4holer From United States of America, joined Feb 2002, 3011 posts, RR: 9
Reply 6, posted (11 years 5 months 1 hour ago) and read 1268 times:
Hard to get taken seriously when PETA is involved. I pretty much ignore anything that comes out of that group, and I'm sure I'm not alone in that. They lost their credibility a long time ago. Nice posters, though. I am kinda partial to the Charlotte Ross posters, but they don't particulary inspire me to avoid fur, in fact, I can think of something on a fur rug that I'd just love to do with Miss Ross.
747-451 From United States of America, joined Oct 2000, 2417 posts, RR: 6
Reply 8, posted (11 years 4 months 4 weeks 1 day 19 hours ago) and read 1213 times:
I do have serious gripes with PETA, since they are feckless, ineffective and sensational. However, I do support their actions regarding needless use of animal research, such as those for diets, cosmetics etc. What I do not support is their entire ban on any animal testing-That's a real hard sell to those of us who are only living today because of and in part of animal research used for chronic diseases such as cancer, diabetes, heart disease etc . (Chemotherapy in my case in 1982).
Mx5_boy From , joined Dec 1969, posts, RR:
Reply 13, posted (11 years 4 months 4 weeks 1 day 16 hours ago) and read 1163 times:
To those of you that find some of PeTA's stuff sensational and just plain crazy there are some quite valid reasons for the more sensational stuff.
And even sometimes I am left scratching my head on some issues.
However, if you look at PeTA's membership site and donations page, you can direct your donations to whatever particular cause that interests you. ie - if you have a gripe with the way Iams treat their animals or are interested in that type of activity (cruely to lab animals) you can direct your donation to it.

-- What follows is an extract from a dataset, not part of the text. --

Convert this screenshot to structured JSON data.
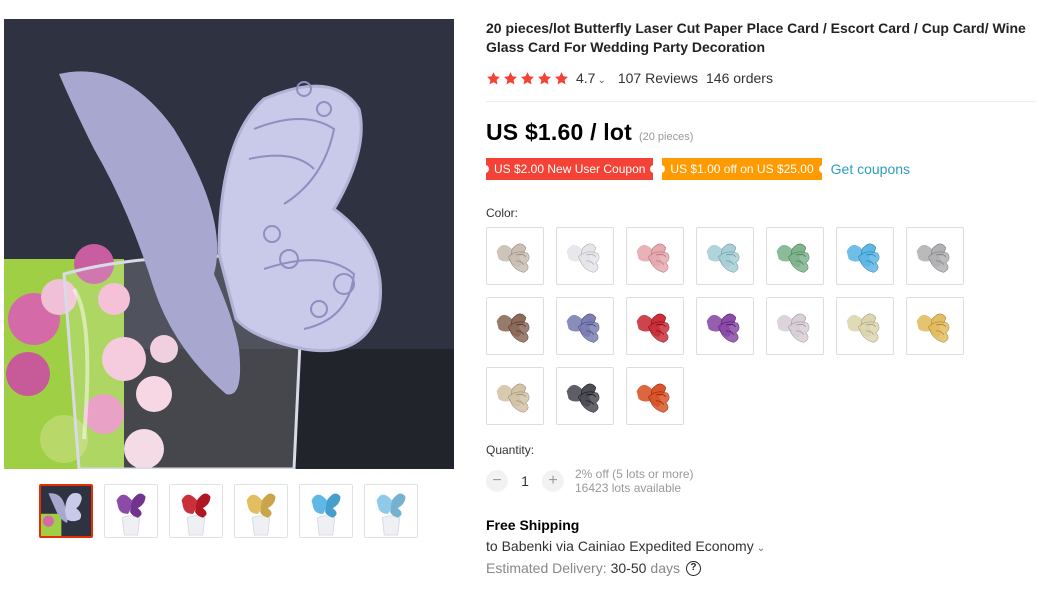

PeTA had an undercover operative working in Iams and the company did very little to make improvements to it's test animals and still conducted rather horrific and unecessary experiments of it's lab animals.
I am pretty sure most people who have a puppy or kitty wouldn't feel to comfortable feeding their cherished pets Iams food if they knew of the terrible treatment the company allows to happen.
The only *purchase* from a pet store I have made (besides aquarium fish) has been to rescue a mistreated female Red Eclectus parrot that was going to be *sent away* (as in put down) as she had been in the pet store for too long and had missing toes and a nasty temperment.
This supposed pet store had the audacity to charge me to take her off their hands even though they were going to dispose of her. $450.00 later... (they were going to charge the going rate of $950.00 - but I pointed out she wasn't a hand reared baby anymore, had a pretty screwed up temperment and missing toes)
The people in this franchised store probably thought they'd done the deal of a lifetime until they got a visit from the RSPCA - then the police and had their store shut down for various animal cruelty violations.
We all can make a difference.
I called the Red Eclectus 'Erika' and spent a year and a half rehabilitating her till I could find her a new home. She now lives out in the country with a lovely family who regularly send me pictures of Erika and her antics.